I’m finally over being sick. It was a rough last week. My
body just doesn’t “bounce back” like it used to. I remember when I was younger
I would be sick one day, and healthy as ever the next. Same went for being
hungover. Back in my early twenties it was nothing for me to stay out all
night, getting wasted, and then be fully functional at work the next morning.
Of course, I don’t really drink too much anymore. I also don’t
smoke anymore. I quit smoking a little over a year ago. I started when I was 14
years old and stopped when I was 34, so 20 years of smoking was about all I
could handle. Not to mention the financial burden it was causing me.

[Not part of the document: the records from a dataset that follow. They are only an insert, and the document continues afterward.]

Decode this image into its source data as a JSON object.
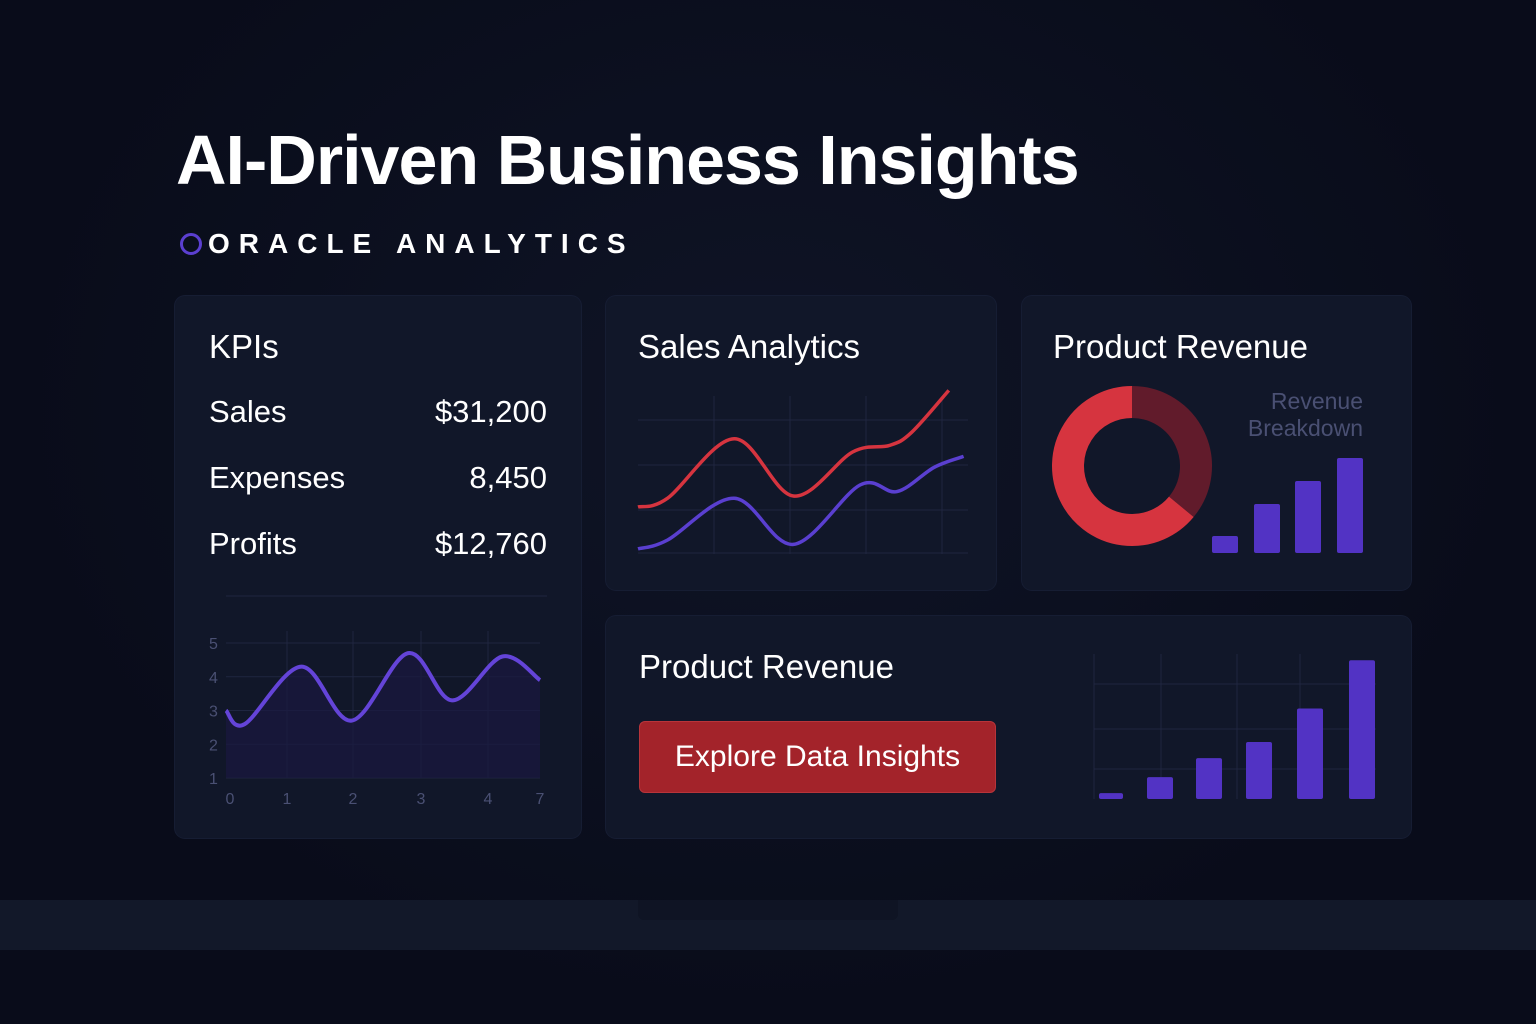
{
  "header": {
    "title": "AI-Driven Business Insights",
    "subtitle": "ORACLE ANALYTICS"
  },
  "kpis": {
    "title": "KPIs",
    "items": [
      {
        "label": "Sales",
        "value": "$31,200"
      },
      {
        "label": "Expenses",
        "value": "8,450"
      },
      {
        "label": "Profits",
        "value": "$12,760"
      }
    ]
  },
  "sales": {
    "title": "Sales Analytics"
  },
  "product_top": {
    "title": "Product Revenue",
    "legend_line1": "Revenue",
    "legend_line2": "Breakdown"
  },
  "product_bottom": {
    "title": "Product Revenue",
    "button_label": "Explore Data Insights"
  },
  "colors": {
    "accent_purple": "#5a3fd0",
    "accent_red": "#d6343f",
    "dark_red": "#611b2b",
    "button_red": "#a3232a"
  },
  "chart_data": [
    {
      "type": "line",
      "x_tick_labels": [
        "0",
        "1",
        "2",
        "3",
        "4",
        "7"
      ],
      "y_tick_labels": [
        "1",
        "2",
        "3",
        "4",
        "5"
      ],
      "ylim": [
        1,
        5
      ],
      "grid": true,
      "series": [
        {
          "points": [
            [
              0,
              3
            ],
            [
              0.3,
              2.6
            ],
            [
              1.2,
              4.3
            ],
            [
              2,
              2.7
            ],
            [
              2.9,
              4.7
            ],
            [
              3.6,
              3.3
            ],
            [
              4.4,
              4.6
            ],
            [
              5,
              3.9
            ]
          ]
        }
      ]
    },
    {
      "type": "line",
      "grid": true,
      "series": [
        {
          "color": "#d6343f",
          "values": [
            [
              0,
              2
            ],
            [
              0.4,
              2.4
            ],
            [
              1.3,
              5.1
            ],
            [
              2.1,
              2.5
            ],
            [
              2.9,
              4.5
            ],
            [
              3.4,
              4.8
            ],
            [
              3.7,
              5.4
            ],
            [
              4.2,
              7.3
            ]
          ]
        },
        {
          "color": "#5a3fd0",
          "values": [
            [
              0,
              0.1
            ],
            [
              0.4,
              0.5
            ],
            [
              1.3,
              2.4
            ],
            [
              2.1,
              0.3
            ],
            [
              3.0,
              3.0
            ],
            [
              3.5,
              2.7
            ],
            [
              4.0,
              3.8
            ],
            [
              4.4,
              4.3
            ]
          ]
        }
      ]
    },
    {
      "type": "pie",
      "donut": true,
      "slices": [
        {
          "value": 64,
          "color": "#d6343f"
        },
        {
          "value": 36,
          "color": "#611b2b"
        }
      ]
    },
    {
      "type": "bar",
      "values": [
        17,
        49,
        72,
        95
      ]
    },
    {
      "type": "bar",
      "grid": true,
      "values": [
        0.4,
        1.5,
        2.8,
        3.9,
        6.2,
        9.5
      ]
    }
  ]
}
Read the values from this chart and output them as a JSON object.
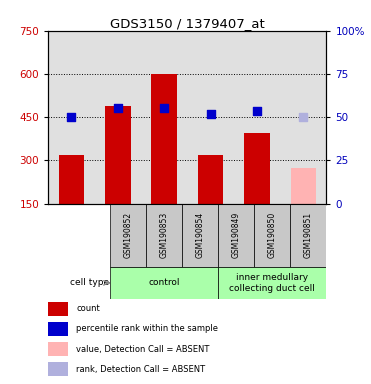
{
  "title": "GDS3150 / 1379407_at",
  "samples": [
    "GSM190852",
    "GSM190853",
    "GSM190854",
    "GSM190849",
    "GSM190850",
    "GSM190851"
  ],
  "bar_values": [
    320,
    490,
    600,
    320,
    395,
    275
  ],
  "bar_colors": [
    "#cc0000",
    "#cc0000",
    "#cc0000",
    "#cc0000",
    "#cc0000",
    "#ffb3b3"
  ],
  "dot_values": [
    450,
    480,
    482,
    460,
    472,
    450
  ],
  "dot_colors": [
    "#0000cc",
    "#0000cc",
    "#0000cc",
    "#0000cc",
    "#0000cc",
    "#b0b0dd"
  ],
  "ylim_left": [
    150,
    750
  ],
  "yticks_left": [
    150,
    300,
    450,
    600,
    750
  ],
  "yticks_right_pct": [
    0,
    25,
    50,
    75,
    100
  ],
  "ytick_labels_right": [
    "0",
    "25",
    "50",
    "75",
    "100%"
  ],
  "grid_values": [
    300,
    450,
    600
  ],
  "group_control": [
    0,
    1,
    2
  ],
  "group_imcd": [
    3,
    4,
    5
  ],
  "group_control_label": "control",
  "group_imcd_label": "inner medullary\ncollecting duct cell",
  "group_color": "#aaffaa",
  "sample_bg": "#c8c8c8",
  "plot_bg": "#e0e0e0",
  "cell_type_label": "cell type",
  "legend_items": [
    {
      "label": "count",
      "color": "#cc0000"
    },
    {
      "label": "percentile rank within the sample",
      "color": "#0000cc"
    },
    {
      "label": "value, Detection Call = ABSENT",
      "color": "#ffb3b3"
    },
    {
      "label": "rank, Detection Call = ABSENT",
      "color": "#b0b0dd"
    }
  ],
  "bar_width": 0.55,
  "base_value": 150,
  "dot_size": 40,
  "left_tick_color": "#cc0000",
  "right_tick_color": "#0000bb"
}
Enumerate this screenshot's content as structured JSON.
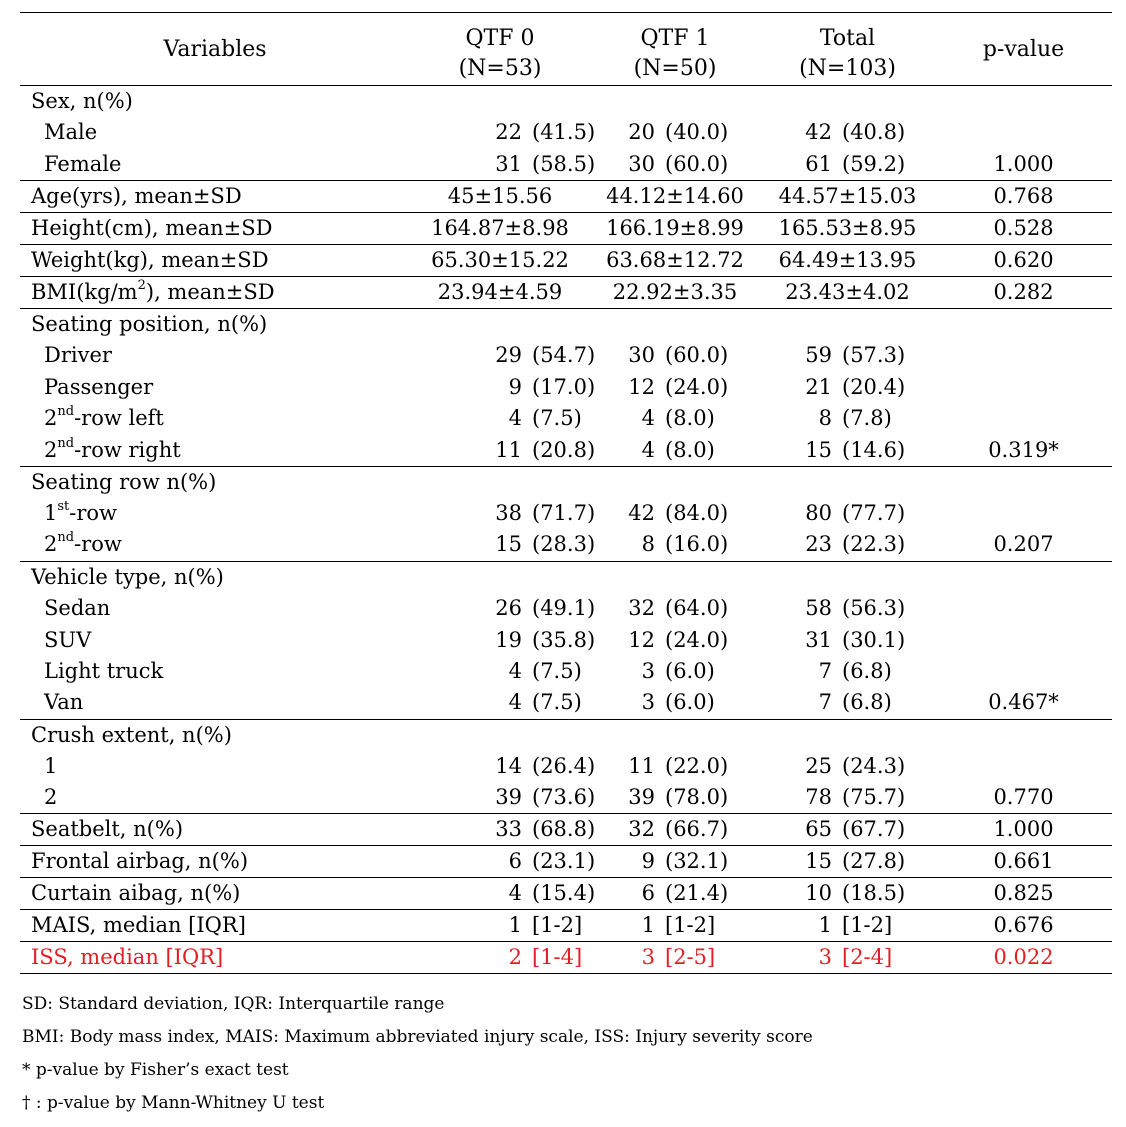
{
  "header": {
    "variables": "Variables",
    "qtf0": "QTF 0",
    "qtf0_n": "(N=53)",
    "qtf1": "QTF 1",
    "qtf1_n": "(N=50)",
    "total": "Total",
    "total_n": "(N=103)",
    "pvalue": "p-value"
  },
  "rows": {
    "sex": {
      "label": "Sex, n(%)"
    },
    "male": {
      "label": "Male",
      "q0n": "22",
      "q0p": "(41.5)",
      "q1n": "20",
      "q1p": "(40.0)",
      "tn": "42",
      "tp": "(40.8)",
      "p": ""
    },
    "female": {
      "label": "Female",
      "q0n": "31",
      "q0p": "(58.5)",
      "q1n": "30",
      "q1p": "(60.0)",
      "tn": "61",
      "tp": "(59.2)",
      "p": "1.000"
    },
    "age": {
      "label": "Age(yrs), mean±SD",
      "q0": "45±15.56",
      "q1": "44.12±14.60",
      "t": "44.57±15.03",
      "p": "0.768"
    },
    "height": {
      "label": "Height(cm), mean±SD",
      "q0": "164.87±8.98",
      "q1": "166.19±8.99",
      "t": "165.53±8.95",
      "p": "0.528"
    },
    "weight": {
      "label": "Weight(kg), mean±SD",
      "q0": "65.30±15.22",
      "q1": "63.68±12.72",
      "t": "64.49±13.95",
      "p": "0.620"
    },
    "bmi": {
      "label_pre": "BMI(kg/m",
      "label_sup": "2",
      "label_post": "), mean±SD",
      "q0": "23.94±4.59",
      "q1": "22.92±3.35",
      "t": "23.43±4.02",
      "p": "0.282"
    },
    "seating_position": {
      "label": "Seating position, n(%)"
    },
    "driver": {
      "label": "Driver",
      "q0n": "29",
      "q0p": "(54.7)",
      "q1n": "30",
      "q1p": "(60.0)",
      "tn": "59",
      "tp": "(57.3)",
      "p": ""
    },
    "passenger": {
      "label": "Passenger",
      "q0n": "9",
      "q0p": "(17.0)",
      "q1n": "12",
      "q1p": "(24.0)",
      "tn": "21",
      "tp": "(20.4)",
      "p": ""
    },
    "row2_left": {
      "label_pre": "2",
      "label_sup": "nd",
      "label_post": "-row left",
      "q0n": "4",
      "q0p": "(7.5)",
      "q1n": "4",
      "q1p": "(8.0)",
      "tn": "8",
      "tp": "(7.8)",
      "p": ""
    },
    "row2_right": {
      "label_pre": "2",
      "label_sup": "nd",
      "label_post": "-row right",
      "q0n": "11",
      "q0p": "(20.8)",
      "q1n": "4",
      "q1p": "(8.0)",
      "tn": "15",
      "tp": "(14.6)",
      "p": "0.319*"
    },
    "seating_row": {
      "label": "Seating row n(%)"
    },
    "row1": {
      "label_pre": "1",
      "label_sup": "st",
      "label_post": "-row",
      "q0n": "38",
      "q0p": "(71.7)",
      "q1n": "42",
      "q1p": "(84.0)",
      "tn": "80",
      "tp": "(77.7)",
      "p": ""
    },
    "row2": {
      "label_pre": "2",
      "label_sup": "nd",
      "label_post": "-row",
      "q0n": "15",
      "q0p": "(28.3)",
      "q1n": "8",
      "q1p": "(16.0)",
      "tn": "23",
      "tp": "(22.3)",
      "p": "0.207"
    },
    "vehicle_type": {
      "label": "Vehicle type, n(%)"
    },
    "sedan": {
      "label": "Sedan",
      "q0n": "26",
      "q0p": "(49.1)",
      "q1n": "32",
      "q1p": "(64.0)",
      "tn": "58",
      "tp": "(56.3)",
      "p": ""
    },
    "suv": {
      "label": "SUV",
      "q0n": "19",
      "q0p": "(35.8)",
      "q1n": "12",
      "q1p": "(24.0)",
      "tn": "31",
      "tp": "(30.1)",
      "p": ""
    },
    "light_truck": {
      "label": "Light truck",
      "q0n": "4",
      "q0p": "(7.5)",
      "q1n": "3",
      "q1p": "(6.0)",
      "tn": "7",
      "tp": "(6.8)",
      "p": ""
    },
    "van": {
      "label": "Van",
      "q0n": "4",
      "q0p": "(7.5)",
      "q1n": "3",
      "q1p": "(6.0)",
      "tn": "7",
      "tp": "(6.8)",
      "p": "0.467*"
    },
    "crush_extent": {
      "label": "Crush extent, n(%)"
    },
    "crush1": {
      "label": "1",
      "q0n": "14",
      "q0p": "(26.4)",
      "q1n": "11",
      "q1p": "(22.0)",
      "tn": "25",
      "tp": "(24.3)",
      "p": ""
    },
    "crush2": {
      "label": "2",
      "q0n": "39",
      "q0p": "(73.6)",
      "q1n": "39",
      "q1p": "(78.0)",
      "tn": "78",
      "tp": "(75.7)",
      "p": "0.770"
    },
    "seatbelt": {
      "label": "Seatbelt, n(%)",
      "q0n": "33",
      "q0p": "(68.8)",
      "q1n": "32",
      "q1p": "(66.7)",
      "tn": "65",
      "tp": "(67.7)",
      "p": "1.000"
    },
    "frontal_airbag": {
      "label": "Frontal airbag, n(%)",
      "q0n": "6",
      "q0p": "(23.1)",
      "q1n": "9",
      "q1p": "(32.1)",
      "tn": "15",
      "tp": "(27.8)",
      "p": "0.661"
    },
    "curtain_airbag": {
      "label": "Curtain aibag, n(%)",
      "q0n": "4",
      "q0p": "(15.4)",
      "q1n": "6",
      "q1p": "(21.4)",
      "tn": "10",
      "tp": "(18.5)",
      "p": "0.825"
    },
    "mais": {
      "label": "MAIS, median [IQR]",
      "q0n": "1",
      "q0p": "[1-2]",
      "q1n": "1",
      "q1p": "[1-2]",
      "tn": "1",
      "tp": "[1-2]",
      "p": "0.676"
    },
    "iss": {
      "label": "ISS, median [IQR]",
      "q0n": "2",
      "q0p": "[1-4]",
      "q1n": "3",
      "q1p": "[2-5]",
      "tn": "3",
      "tp": "[2-4]",
      "p": "0.022"
    }
  },
  "notes": {
    "abbrev1": "SD: Standard deviation, IQR: Interquartile range",
    "abbrev2": "BMI: Body mass index, MAIS: Maximum abbreviated injury scale, ISS: Injury severity score",
    "fisher": "* p-value by Fisher’s exact test",
    "mann_whitney": "† : p-value by Mann-Whitney U test"
  },
  "colors": {
    "text": "#000000",
    "significant": "#e31e24",
    "background": "#ffffff"
  }
}
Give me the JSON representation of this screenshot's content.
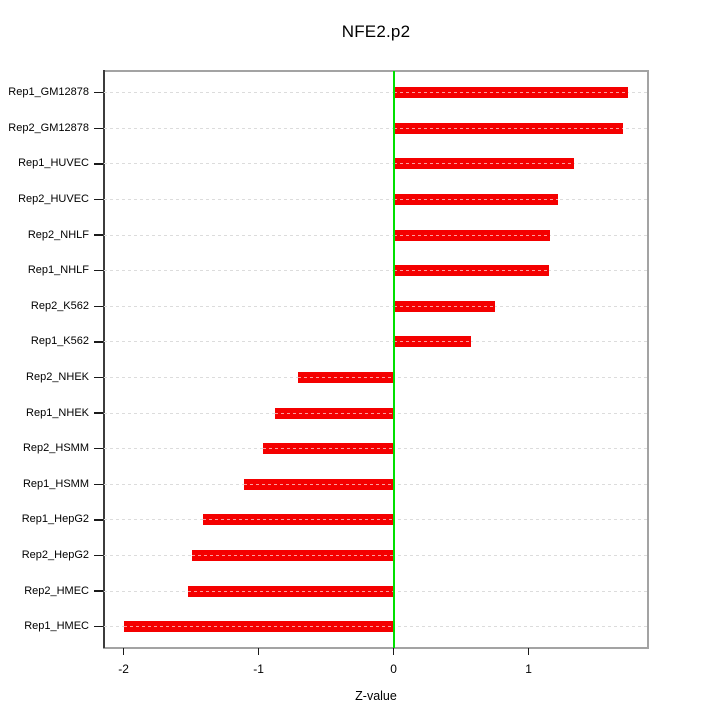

A person
damn near needs to take out a loan in order to buy cigarettes these days. I was
at the gas station the other day and there was a sign for Marlboro cigarettes
that read: “Special Sale Price - $7.09!” Seven
dollars for a pack of cigarettes?!
I was watching Garden
State with my wife on Christmas night (it’s her all-time favorite movie)
and although I had seen it a few times before there was something about the
movie that stuck with me during this viewing. I must have thought about this before while
watching the movie, but this time it just stuck with me. The theme of the movie
is acceptance of life as it is and enjoying it for what it is. The main
character tells his dad that he has “spent 26 years waiting for something else
to start,” but what he realizes is that this is all he has. There’s nothing
else out there. He decides to just start living his life for the enjoyment of
what it is, rather than working towards an unattainable goal that’s going to
make him miserable in the process.
I guess the reason why this is staying with me more these
days is because I have been thinking a lot about the dreams I had when I was
younger. I wanted so badly to be an actor. I always thought I would be and make
a living doing what I loved to do, entertaining people. Now I’m 35 years old
and a finance manager – the dream is long gone. It used to sadden me, but it
doesn’t anymore. I have accepted the fact that I wasn’t able to be an actor like
I had wanted. I wasn’t able to make a living entertaining people. But it’s
okay. This is my life and I better
enjoy what I do have and what I am, because the other option is to be miserable
about a life that I don’t have.
It’s kind of interesting how a movie can have such an
impact. Good thing we weren’t watching my all-time favorite movie, Pulp Fiction, otherwise I might be
wandering the Earth like Caine in Kung Fu.